Of course, thousands of people comprise the vast animal experimentation industry - the manufacturers and salesmen for cages, animal food, lab equipment paraphernalia, and specially bred genetic lines of experimental animals, the animal care staff, and all the scientists themselves. They would be out of a job if the animal research carpet were pulled from under their feet. All these people are, for obvious reasons, very anxious to preserve the status quo. This, presumably, is why those who are searching for alternatives to the use of live animals in experimentation so often get the cold shoulder from the scientific establishment. This is why there are no Nobel Prizes for alternative techniques. And this is why it is so much harder to get a new non-animal procedure approved than a new procedure involving animals.

I have a growing conviction that many animal data are not only obtained unethically, at huge cost in animal suffering, but are also unscientific, misleading, wasteful (in terms of dollars and effort) and may be actually harmful to humans. I constantly read through journals on alternatives to animal experimentation in my quest for good, solid, scientific facts to substantiate this conviction. Here, at last, is a book that exhaustively examines and synthesizes the literature on this subject. The facts are set out clearly and quite without sentimentality. The arguments presented here are not those of most animal rights activists that play on emotions to generate sympathy for animals. Nor are they the arguments of moral philosophers, based on logic. Instead the authors use factual, scientific arguments to explain how, in their view, the infliction of suffering on animals in medical research is not a biomedical evil, necessary to save human lives, but a real betrayal of the scientific method. Animal experimentation is unethical and cruel. It hurts animals, it is expensive, and it is so often detrimental to the very species it professes to be helping - our own.

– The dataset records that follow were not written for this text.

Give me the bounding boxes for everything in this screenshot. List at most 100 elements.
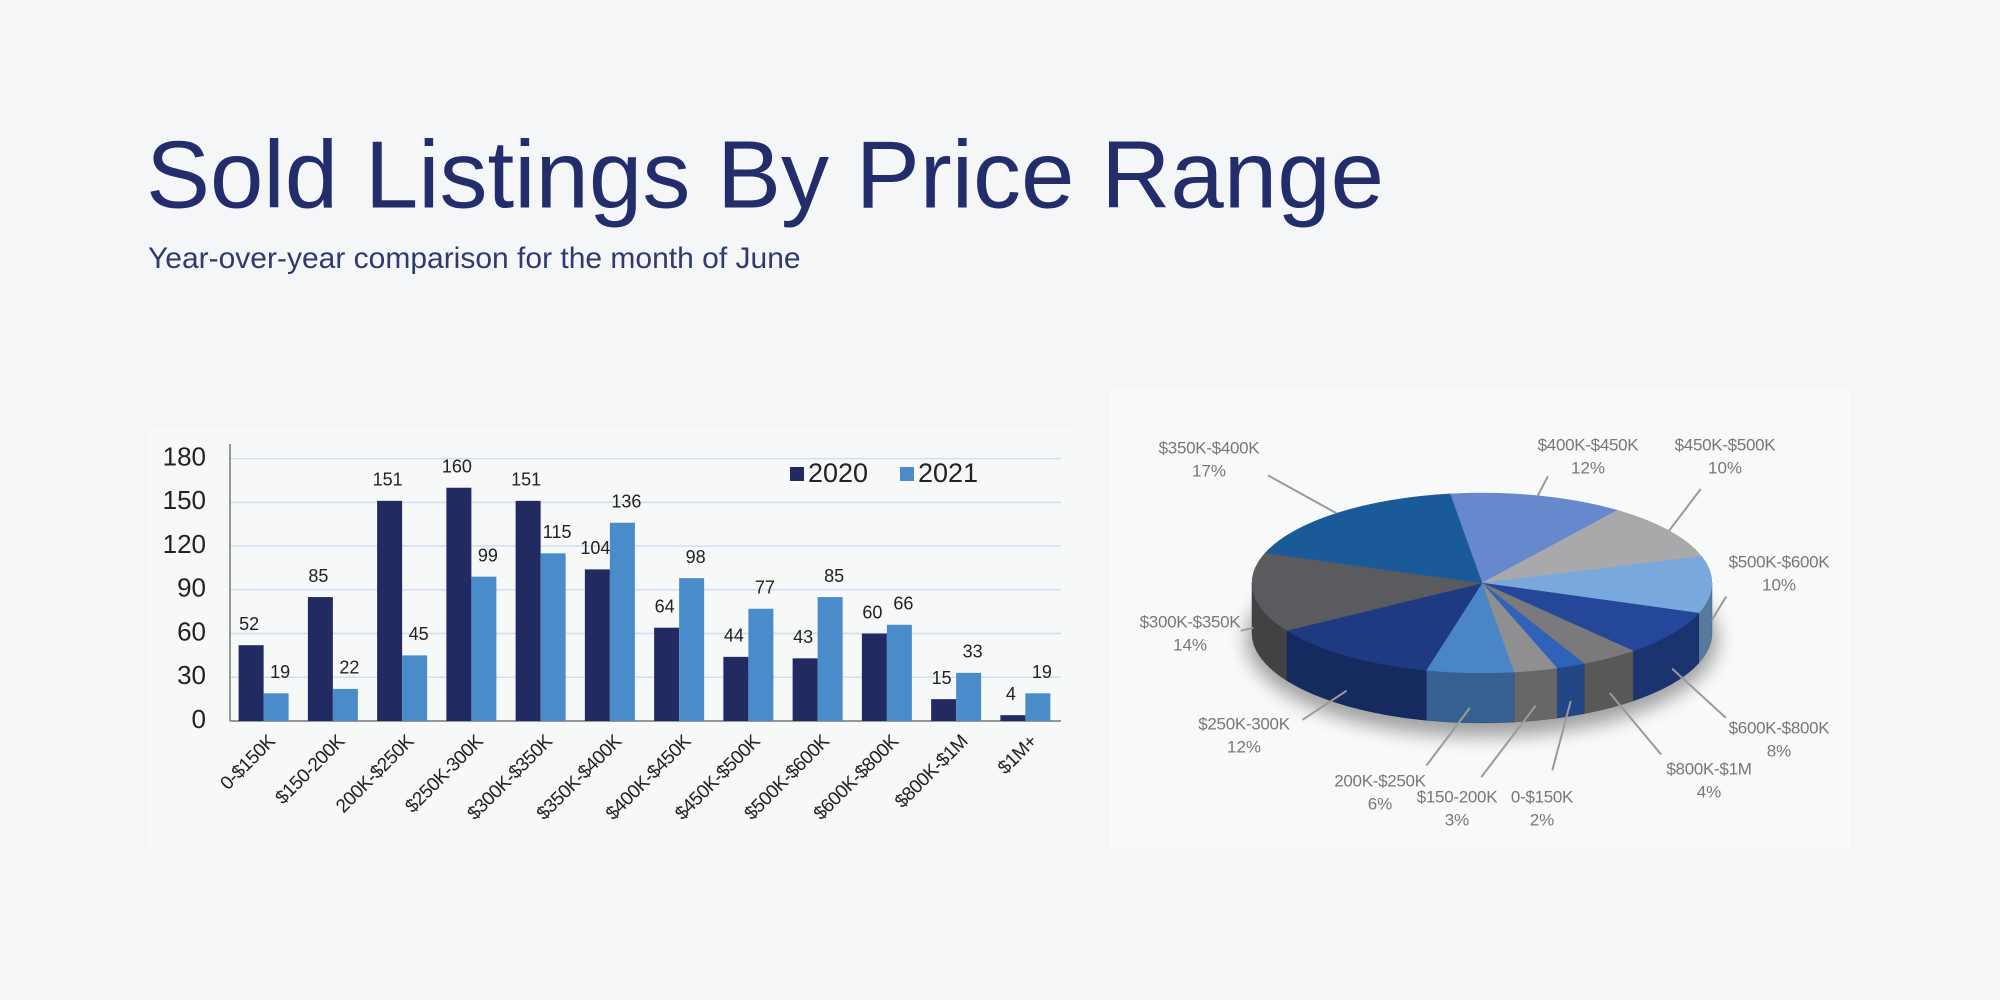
bar — [956, 672, 982, 721]
bar — [263, 693, 289, 721]
bar — [817, 597, 843, 721]
value-label: 151 — [511, 470, 541, 490]
pie-label: $250K-300K — [1198, 714, 1290, 733]
value-label: 99 — [478, 545, 498, 565]
value-label: 115 — [543, 522, 572, 542]
leader-line — [1551, 700, 1572, 771]
y-tick-label: 150 — [163, 485, 206, 515]
pie-label: $300K-$350K — [1140, 612, 1242, 631]
pie-slice — [1449, 492, 1619, 584]
value-label: 45 — [409, 624, 429, 644]
value-label: 19 — [270, 662, 290, 682]
leader-line — [1480, 704, 1537, 778]
pie-value-label: 4% — [1697, 782, 1722, 801]
leader-line — [1668, 488, 1702, 532]
leader-line — [1267, 474, 1338, 515]
legend-label: 2020 — [808, 458, 868, 488]
pie-slice — [1481, 582, 1700, 652]
value-label: 15 — [932, 668, 952, 688]
value-label: 33 — [963, 642, 983, 662]
bar — [471, 576, 497, 721]
value-label: 52 — [239, 614, 259, 634]
bar — [238, 645, 264, 721]
value-label: 160 — [442, 456, 472, 476]
bar — [679, 578, 705, 721]
bar — [332, 688, 358, 721]
value-label: 60 — [862, 602, 882, 622]
pie-label: $600K-$800K — [1729, 718, 1831, 737]
y-tick-label: 60 — [177, 616, 206, 646]
y-tick-label: 180 — [163, 441, 206, 471]
pie-value-label: 3% — [1445, 810, 1470, 829]
leader-line — [1711, 596, 1728, 621]
pie-slice-side — [1513, 667, 1558, 723]
pie-label: $150-200K — [1417, 787, 1498, 806]
pie-label: $350K-$400K — [1159, 438, 1261, 457]
pie-slice — [1481, 556, 1713, 614]
value-label: 136 — [611, 491, 641, 511]
value-label: 44 — [724, 626, 744, 646]
pie-value-label: 12% — [1227, 737, 1261, 756]
value-label: 104 — [580, 538, 610, 558]
bar — [931, 699, 957, 721]
bar — [307, 597, 333, 721]
pie-slice-side — [1425, 670, 1515, 724]
value-label: 98 — [686, 547, 706, 567]
page-title: Sold Listings By Price Range — [146, 121, 1384, 228]
pie-value-label: 10% — [1708, 458, 1742, 477]
y-tick-label: 0 — [192, 704, 206, 734]
bar — [792, 658, 818, 721]
pie-slice-side — [1556, 663, 1585, 719]
pie-value-label: 10% — [1762, 575, 1796, 594]
page-subtitle: Year-over-year comparison for the month … — [148, 242, 801, 275]
value-label: 77 — [755, 577, 775, 597]
bar — [886, 624, 912, 721]
pie-slice — [1286, 582, 1483, 671]
pie-label: $450K-$500K — [1675, 435, 1777, 454]
pie-value-label: 8% — [1767, 741, 1792, 760]
pie-label: 200K-$250K — [1334, 771, 1426, 790]
value-label: 85 — [824, 566, 844, 586]
bar — [402, 655, 428, 721]
value-label: 22 — [339, 658, 359, 678]
value-label: 4 — [1006, 684, 1016, 704]
bar — [446, 487, 472, 721]
pie-label: $800K-$1M — [1666, 759, 1751, 778]
pie-value-label: 2% — [1530, 810, 1555, 829]
legend-swatch — [790, 467, 804, 481]
pie-label: $500K-$600K — [1729, 552, 1831, 571]
leader-line — [1425, 707, 1471, 767]
pie-value-label: 14% — [1173, 635, 1207, 654]
y-tick-label: 120 — [163, 529, 206, 559]
value-label: 66 — [893, 594, 913, 614]
pie-value-label: 6% — [1368, 794, 1393, 813]
bar — [1000, 715, 1026, 721]
bar — [584, 569, 610, 721]
leader-line — [1536, 475, 1549, 497]
value-label: 43 — [793, 627, 813, 647]
bar — [515, 500, 541, 721]
pie-value-label: 17% — [1192, 461, 1226, 480]
bar — [1025, 693, 1051, 721]
legend-swatch — [900, 467, 914, 481]
bar — [748, 608, 774, 721]
bar — [540, 553, 566, 721]
pie-value-label: 12% — [1571, 458, 1605, 477]
bar — [377, 500, 403, 721]
bar — [609, 522, 635, 721]
leader-line — [1608, 692, 1662, 756]
bar — [723, 656, 749, 721]
value-label: 19 — [1032, 662, 1052, 682]
pie-label: $400K-$450K — [1538, 435, 1640, 454]
y-tick-label: 30 — [177, 660, 206, 690]
value-label: 151 — [373, 470, 403, 490]
leader-line — [1240, 626, 1254, 632]
legend-label: 2021 — [918, 458, 978, 488]
y-tick-label: 90 — [177, 573, 206, 603]
pie-label: 0-$150K — [1511, 787, 1574, 806]
pie-slice — [1251, 552, 1483, 631]
pie-slice — [1481, 509, 1703, 584]
value-label: 85 — [308, 566, 328, 586]
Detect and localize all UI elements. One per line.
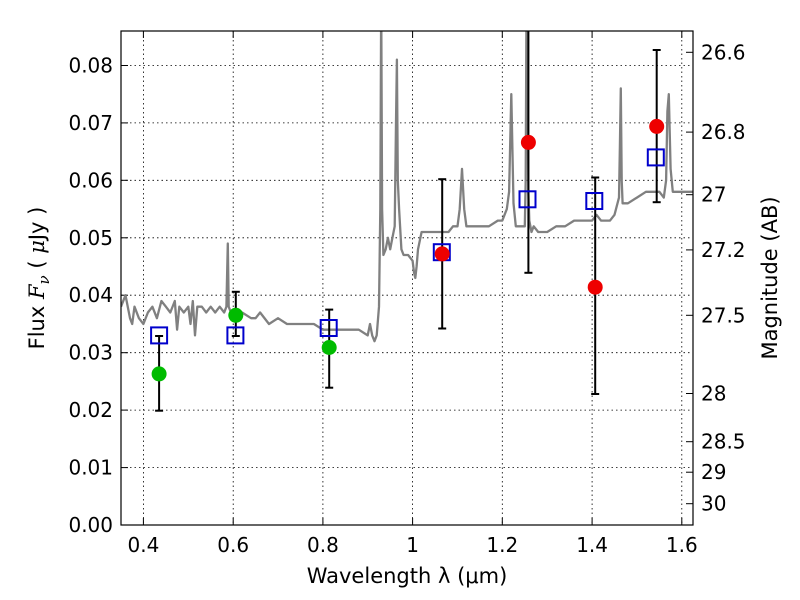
x-tick-label: 1 bbox=[406, 533, 419, 557]
y-tick-label: 0.05 bbox=[68, 226, 113, 250]
observed-point bbox=[520, 134, 536, 150]
observed-point bbox=[587, 279, 603, 295]
x-tick-label: 0.8 bbox=[307, 533, 339, 557]
right-tick-label: 29 bbox=[701, 460, 726, 484]
right-tick-label: 27 bbox=[701, 183, 726, 207]
y-tick-label: 0.06 bbox=[68, 168, 113, 192]
right-tick-label: 26.6 bbox=[701, 40, 746, 64]
right-tick-label: 28 bbox=[701, 382, 726, 406]
data-points bbox=[150, 118, 665, 382]
spectrum-series bbox=[121, 31, 693, 343]
model-point bbox=[646, 148, 665, 167]
y-axis-label: Flux Fν ( μJy ) bbox=[25, 207, 53, 350]
y-tick-label: 0.08 bbox=[68, 54, 113, 78]
model-point bbox=[226, 326, 245, 345]
y-tick-label: 0.00 bbox=[68, 513, 113, 537]
model-point bbox=[518, 190, 537, 209]
y-tick-label: 0.03 bbox=[68, 341, 113, 365]
observed-point bbox=[151, 366, 167, 382]
observed-point bbox=[228, 307, 244, 323]
y-tick-label: 0.01 bbox=[68, 456, 113, 480]
y-axis-label-unit-mu: μ bbox=[25, 240, 49, 254]
y-axis-label-symbol: F bbox=[25, 283, 49, 300]
y-tick-label: 0.07 bbox=[68, 111, 113, 135]
x-tick-label: 0.4 bbox=[127, 533, 159, 557]
observed-point bbox=[649, 118, 665, 134]
right-axis-label: Magnitude (AB) bbox=[758, 196, 782, 359]
model-point bbox=[150, 326, 169, 345]
plot-frame bbox=[120, 30, 694, 526]
right-tick-label: 28.5 bbox=[701, 430, 746, 454]
y-tick-label: 0.04 bbox=[68, 283, 113, 307]
x-tick-label: 0.6 bbox=[217, 533, 249, 557]
y-axis-label-subscript: ν bbox=[35, 275, 53, 284]
x-tick-label: 1.4 bbox=[576, 533, 608, 557]
spectrum-line bbox=[121, 31, 693, 343]
right-tick-label: 27.5 bbox=[701, 303, 746, 327]
model-point bbox=[319, 319, 338, 337]
axis-ticks: 0.4 0.6 0.8 1 1.2 1.4 1.6 0.00 0.01 0.02 0.03 0.04 0… bbox=[68, 31, 746, 557]
error-bars bbox=[155, 31, 661, 412]
y-axis-label-unit-rest: Jy ) bbox=[25, 207, 49, 243]
y-axis-label-unit-open: ( bbox=[25, 254, 49, 276]
observed-point bbox=[321, 340, 337, 355]
x-tick-label: 1.6 bbox=[666, 533, 698, 557]
observed-point bbox=[434, 246, 450, 262]
y-axis-label-main: Flux bbox=[25, 299, 49, 349]
right-tick-label: 27.2 bbox=[701, 238, 746, 262]
right-tick-label: 26.8 bbox=[701, 120, 746, 144]
y-tick-label: 0.02 bbox=[68, 398, 113, 422]
right-tick-label: 30 bbox=[701, 492, 726, 516]
x-axis-label: Wavelength λ (μm) bbox=[307, 564, 508, 588]
grid bbox=[121, 31, 693, 526]
model-point bbox=[585, 192, 604, 210]
x-tick-label: 1.2 bbox=[486, 533, 518, 557]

Jean and Ray Greek are singularly well qualified to write this book since they are well versed in the science of medicine, both from the human and the animal perspective. Their specified aim in writing Sacred Cows and Golden Geese is to bring this whole issue into the domain of the general public. And because it is so clearly written, and the issues discussed so logically, those who read it will be in a far better position to evaluate the scientific pros and cons of animal experimentation. It will, for this reason, be invaluable for animal rights activists who have not, to date, considered the scientific arguments against animal experimentation. It should be read by all students who plan a career in medicine. It should find a place in all libraries, including high school libraries. Only when the general public has a better understanding of the issues can we expect a ground-swell of opposition to animal experimentation. This will force science to direct its collectively awesome intellect into different pathways in its search to alleviate human suffering.